On the basis of our preliminary results, the recommended simple derived formula for BSA in calves had to be based on body length rather than on body weight, which represents the independent variable considered for currently used formulas. The trait is easy to obtain in live animals. The most direct way to weigh animals individually is to use a traditional or electronic scale.

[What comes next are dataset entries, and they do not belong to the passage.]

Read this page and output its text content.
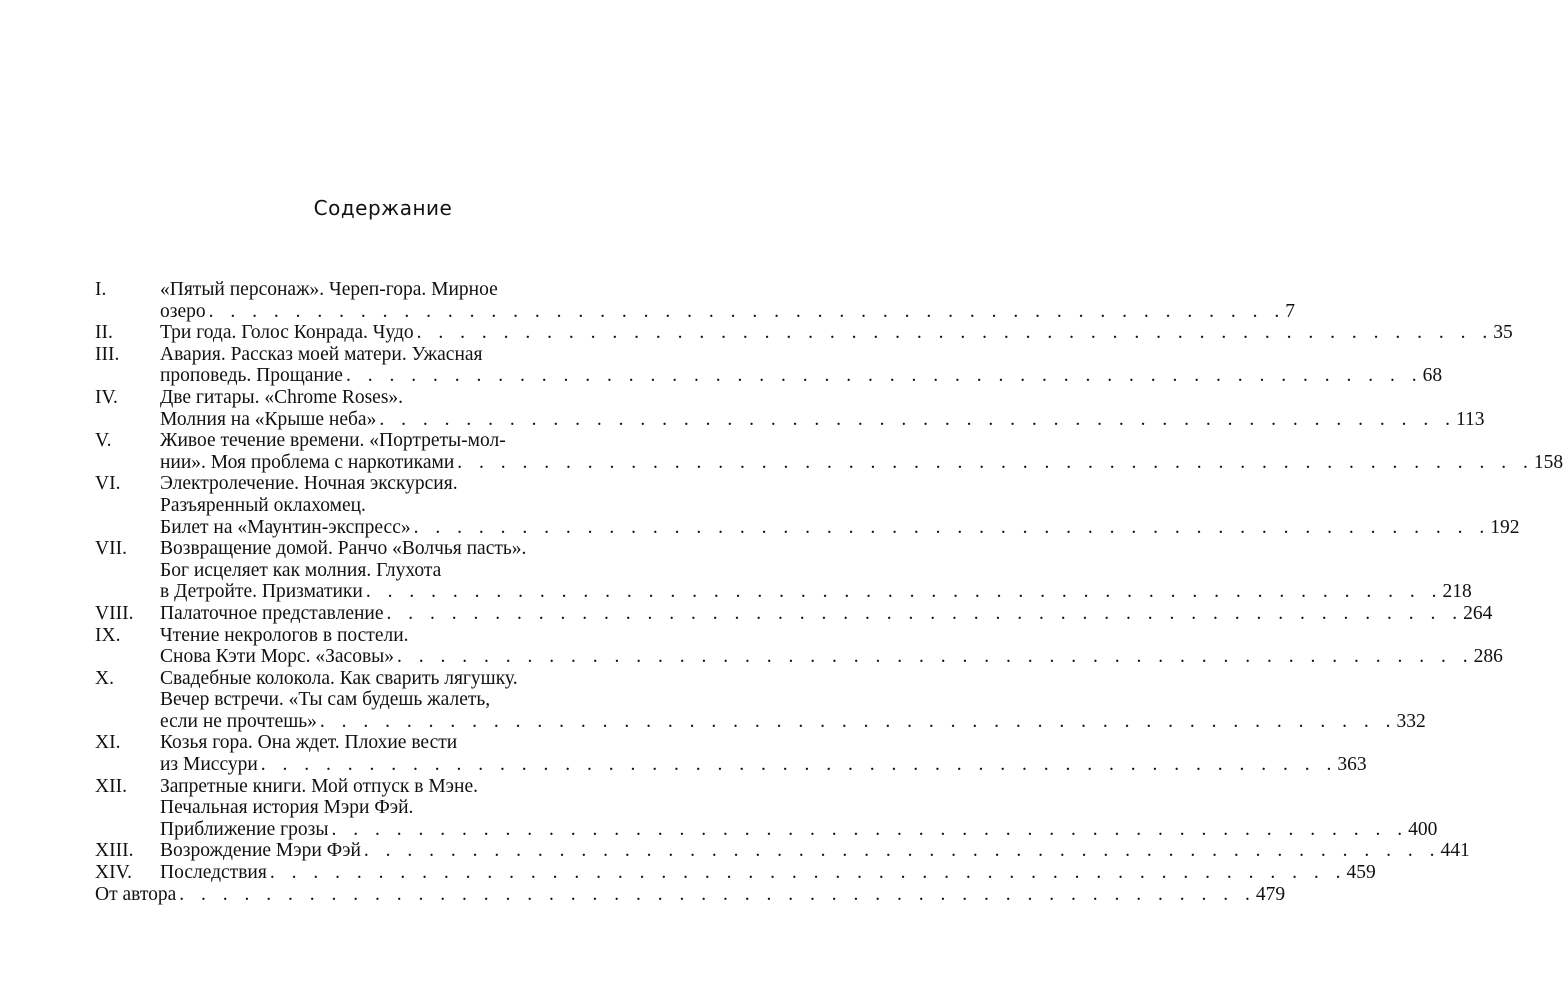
Содержание
I.	«Пятый персонаж». Череп-гора. Мирное
озеро . . . . . . . . . . . . . . . . . . . . . . . . . . . . . . . . . . . . . . . . . . . . . . . . . . 7
II.	Три года. Голос Конрада. Чудо . . . . . . . . . . . . . . . . . . . . . . . . . . . . . . . . . . . . . . . . . . . . . . . . . . 35
III.	Авария. Рассказ моей матери. Ужасная
проповедь. Прощание . . . . . . . . . . . . . . . . . . . . . . . . . . . . . . . . . . . . . . . . . . . . . . . . . . 68
IV.	Две гитары. «Chrome Roses».
Молния на «Крыше неба» . . . . . . . . . . . . . . . . . . . . . . . . . . . . . . . . . . . . . . . . . . . . . . . . . . 113
V.	Живое течение времени. «Портреты-мол-
нии». Моя проблема с наркотиками . . . . . . . . . . . . . . . . . . . . . . . . . . . . . . . . . . . . . . . . . . . . . . . . . . 158
VI.	Электролечение. Ночная экскурсия.
Разъяренный оклахомец.
Билет на «Маунтин-экспресс» . . . . . . . . . . . . . . . . . . . . . . . . . . . . . . . . . . . . . . . . . . . . . . . . . . 192
VII.	Возвращение домой. Ранчо «Волчья пасть».
Бог исцеляет как молния. Глухота
в Детройте. Призматики . . . . . . . . . . . . . . . . . . . . . . . . . . . . . . . . . . . . . . . . . . . . . . . . . . 218
VIII.	Палаточное представление . . . . . . . . . . . . . . . . . . . . . . . . . . . . . . . . . . . . . . . . . . . . . . . . . . 264
IX.	Чтение некрологов в постели.
Снова Кэти Морс. «Засовы» . . . . . . . . . . . . . . . . . . . . . . . . . . . . . . . . . . . . . . . . . . . . . . . . . . 286
X.	Свадебные колокола. Как сварить лягушку.
Вечер встречи. «Ты сам будешь жалеть,
если не прочтешь» . . . . . . . . . . . . . . . . . . . . . . . . . . . . . . . . . . . . . . . . . . . . . . . . . . 332
XI.	Козья гора. Она ждет. Плохие вести
из Миссури . . . . . . . . . . . . . . . . . . . . . . . . . . . . . . . . . . . . . . . . . . . . . . . . . . 363
XII.	Запретные книги. Мой отпуск в Мэне.
Печальная история Мэри Фэй.
Приближение грозы . . . . . . . . . . . . . . . . . . . . . . . . . . . . . . . . . . . . . . . . . . . . . . . . . . 400
XIII.	Возрождение Мэри Фэй . . . . . . . . . . . . . . . . . . . . . . . . . . . . . . . . . . . . . . . . . . . . . . . . . . 441
XIV.	Последствия . . . . . . . . . . . . . . . . . . . . . . . . . . . . . . . . . . . . . . . . . . . . . . . . . . 459
От автора . . . . . . . . . . . . . . . . . . . . . . . . . . . . . . . . . . . . . . . . . . . . . . . . . . 479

However, this direct measurement requires equipment rarely available in field conditions (especially under pasture-based production systems, where facilities for handling and working are usually limited). Apart from the conventional use of a scale in determining the weight of cattle, weight determination by estimating some linear parameters can be employed. Thoracic perimeter (“heart girth”, the circumference taken around the chest just behind the front legs and withers) is a classical body trait for estimating body weight^[12,13]. Measuring thoracic dimension in live animals can, however, be an awkward process which may involve a high risk of injury to people. Moreover, numerous drawbacks can be reported, such as precision errors due to patient movement, and the fact that the estimates are based on the cylinder shape approximation and axis-oriented formation of the animal body, which is not totally true, thus reducing accuracy for the BSA estimation. One could argue that weight may be estimated from various other body measurements (e.g. wither height, hip height, etc.)^[11], but again this “double estimation of BSA” would increase the error. Under this scenario, BL is simple to obtain due to its easily identifiable anatomical locations (from base of neck to base of tail), its ease and safety on accessing the animal (measurement is performed on the dorsal face of the body) and to the fact that it requires no complete restraint of the animal (it can be undertaken in a corridor). It thus appears to be a good “on field” estimator of BSA by equations.

It would therefore seem that “classical” formulas using that trait do not fit very well on estimating BSA. The higher correlation between the measured skin area and body length justifies the use of a formula based on body length rather than body weight), at least in growing animals.

However, it is important to make some considerations with regard to the scope of usage of an estimation power based on BL. Firstly, there was an underestimation of the BSA because distal parts (skin of the head and lower legs) were not considered, but the purpose of this study was the study of correlation, not the establishment of real values. Secondly, this study was performed with animals from 17 to 33 months of age; in this interval, BL is not correlated with age, so no age-correction should be undertaken. However, its mathematical behaviour remains unknown under or above that age range.

Acknowledgements

The authors acknowledge the facilitates offered by the abattoir MAFRISEU SA from la Seud’Urgell (Catalonia) and Miquel Àngel Alberton who allowed access to associated information for each animal. Without their support this study would not have been possible.The author declares no conflict of interest related to this work.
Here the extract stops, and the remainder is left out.